Encouraged, I repeated the rite. Fifth, sixth, seventh Frostkin rose, each birth dragging a sliver of warmth from my chest, yet returning something fiercer: an expanding sense of we. By the ninth, sweat crusted over my brow in fine rime; my heartbeat marched unevenly, but the frostkin stood sentinel along the perimeter, a wall of silent glacier warriors.
Their minds were simple but not hollow. Each possessed a spark of the volunteer soul's former self—memories blurred yet desires sharpened into two instincts: protect and endure. I tested them with thought alone. Form a line. They obeyed, synchronized, towering forms casting milky reflections across the ice. Hold until relief. They locked stances, spears of condensed frost sprouting from their forearms in answer.

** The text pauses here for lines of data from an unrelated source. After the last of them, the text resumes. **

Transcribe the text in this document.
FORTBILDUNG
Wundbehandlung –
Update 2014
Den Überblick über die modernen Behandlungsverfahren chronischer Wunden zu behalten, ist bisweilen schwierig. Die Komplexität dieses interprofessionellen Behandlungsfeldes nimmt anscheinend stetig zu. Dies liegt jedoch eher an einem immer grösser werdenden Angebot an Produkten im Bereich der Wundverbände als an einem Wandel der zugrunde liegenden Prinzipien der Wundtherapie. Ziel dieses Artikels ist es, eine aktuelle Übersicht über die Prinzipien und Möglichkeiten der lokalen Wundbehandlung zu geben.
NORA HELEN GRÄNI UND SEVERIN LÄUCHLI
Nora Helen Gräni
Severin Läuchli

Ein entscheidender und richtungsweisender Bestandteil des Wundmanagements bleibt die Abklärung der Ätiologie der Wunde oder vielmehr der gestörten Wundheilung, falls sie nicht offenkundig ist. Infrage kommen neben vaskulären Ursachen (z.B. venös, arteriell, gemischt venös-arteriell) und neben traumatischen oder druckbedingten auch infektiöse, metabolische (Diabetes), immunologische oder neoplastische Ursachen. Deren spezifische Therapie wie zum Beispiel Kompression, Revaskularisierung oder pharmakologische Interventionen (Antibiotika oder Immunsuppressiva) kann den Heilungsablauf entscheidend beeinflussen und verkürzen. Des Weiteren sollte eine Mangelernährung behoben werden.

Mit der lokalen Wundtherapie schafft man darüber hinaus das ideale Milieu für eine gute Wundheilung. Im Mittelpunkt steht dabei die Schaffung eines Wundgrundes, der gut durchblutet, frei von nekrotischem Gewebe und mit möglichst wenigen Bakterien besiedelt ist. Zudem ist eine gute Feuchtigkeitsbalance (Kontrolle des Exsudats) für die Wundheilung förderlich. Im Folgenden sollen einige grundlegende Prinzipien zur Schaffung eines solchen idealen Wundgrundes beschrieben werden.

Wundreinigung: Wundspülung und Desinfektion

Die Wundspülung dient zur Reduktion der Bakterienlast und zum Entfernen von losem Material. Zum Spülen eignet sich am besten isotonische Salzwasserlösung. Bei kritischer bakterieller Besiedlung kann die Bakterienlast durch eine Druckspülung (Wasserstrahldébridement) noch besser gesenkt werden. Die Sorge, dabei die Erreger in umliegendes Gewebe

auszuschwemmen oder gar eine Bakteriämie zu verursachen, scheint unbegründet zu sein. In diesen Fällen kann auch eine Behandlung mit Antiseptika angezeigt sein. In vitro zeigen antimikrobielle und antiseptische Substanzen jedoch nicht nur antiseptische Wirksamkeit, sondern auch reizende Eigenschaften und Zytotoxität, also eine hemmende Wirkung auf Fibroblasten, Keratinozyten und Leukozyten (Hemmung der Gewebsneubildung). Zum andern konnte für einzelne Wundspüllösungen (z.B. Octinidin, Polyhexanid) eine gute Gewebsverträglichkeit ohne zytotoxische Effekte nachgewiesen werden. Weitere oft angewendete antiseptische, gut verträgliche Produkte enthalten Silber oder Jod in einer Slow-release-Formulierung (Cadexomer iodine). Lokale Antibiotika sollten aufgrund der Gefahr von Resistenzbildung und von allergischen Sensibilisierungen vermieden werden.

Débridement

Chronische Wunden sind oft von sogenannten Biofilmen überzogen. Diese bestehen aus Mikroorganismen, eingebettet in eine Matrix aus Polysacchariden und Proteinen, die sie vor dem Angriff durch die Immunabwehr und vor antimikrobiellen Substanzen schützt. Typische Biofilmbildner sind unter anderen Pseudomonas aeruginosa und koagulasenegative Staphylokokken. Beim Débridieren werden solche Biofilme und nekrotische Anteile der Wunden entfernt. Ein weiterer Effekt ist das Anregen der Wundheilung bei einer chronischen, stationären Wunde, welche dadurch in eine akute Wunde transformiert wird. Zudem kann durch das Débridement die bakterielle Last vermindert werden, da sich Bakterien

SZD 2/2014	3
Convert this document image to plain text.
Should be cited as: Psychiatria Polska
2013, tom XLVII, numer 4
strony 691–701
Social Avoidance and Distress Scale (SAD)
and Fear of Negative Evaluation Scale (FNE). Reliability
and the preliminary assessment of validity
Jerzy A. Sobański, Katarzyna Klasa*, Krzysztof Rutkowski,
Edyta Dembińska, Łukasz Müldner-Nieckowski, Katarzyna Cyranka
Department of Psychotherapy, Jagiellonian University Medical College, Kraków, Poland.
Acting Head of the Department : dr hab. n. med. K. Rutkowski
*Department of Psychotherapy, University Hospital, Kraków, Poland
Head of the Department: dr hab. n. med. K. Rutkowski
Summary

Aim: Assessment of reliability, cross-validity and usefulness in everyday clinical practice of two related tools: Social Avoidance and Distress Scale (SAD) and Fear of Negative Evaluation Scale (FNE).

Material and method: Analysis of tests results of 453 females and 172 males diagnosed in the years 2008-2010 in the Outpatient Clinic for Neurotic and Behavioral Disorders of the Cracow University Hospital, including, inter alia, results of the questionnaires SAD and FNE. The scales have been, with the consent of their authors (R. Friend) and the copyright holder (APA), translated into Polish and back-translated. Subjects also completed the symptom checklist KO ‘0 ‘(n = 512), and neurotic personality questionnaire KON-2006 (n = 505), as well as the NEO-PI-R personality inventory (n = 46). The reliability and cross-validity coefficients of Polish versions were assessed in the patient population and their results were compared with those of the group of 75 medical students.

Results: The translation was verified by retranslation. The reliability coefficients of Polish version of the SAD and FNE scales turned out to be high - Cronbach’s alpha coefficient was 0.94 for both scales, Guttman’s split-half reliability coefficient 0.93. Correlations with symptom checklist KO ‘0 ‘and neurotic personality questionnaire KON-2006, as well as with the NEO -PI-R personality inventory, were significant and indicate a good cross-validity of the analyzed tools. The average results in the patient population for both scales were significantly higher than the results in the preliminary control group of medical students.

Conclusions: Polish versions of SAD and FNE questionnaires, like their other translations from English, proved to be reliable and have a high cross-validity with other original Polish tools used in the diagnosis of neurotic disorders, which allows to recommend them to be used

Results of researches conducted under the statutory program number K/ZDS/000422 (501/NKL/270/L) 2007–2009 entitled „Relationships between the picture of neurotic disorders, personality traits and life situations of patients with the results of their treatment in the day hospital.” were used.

Beyond my aura's edge, crimson nightmares prowled, sensing the shift. One stepped forward, horned and plated, then halted as a dozen faceless helms pivoted toward it in unison. The horror reevaluated and sank back into the fog. My dominion had teeth now.
Fatigue draped over me, yet beneath it pulsed exhilaration. Creating these guardians had siphoned will, but it had also filled a hollowness I had never acknowledged: the ache to build, not only break. With each Frostkin's awakening, the Third Rule's outline sharpened in my mind. Conquest was foundation, yes, but creation, planting ordered life where chaos reigned, was mortar between the stones.
As the final Frostkin took its place, breath misting like a newborn blizzard, I felt my territory settle into a tranquil hush, a heartbeat quieter than before. Twelve colossal silhouettes stood watch, their cores glowing dimly beneath plates of moon-dull ice.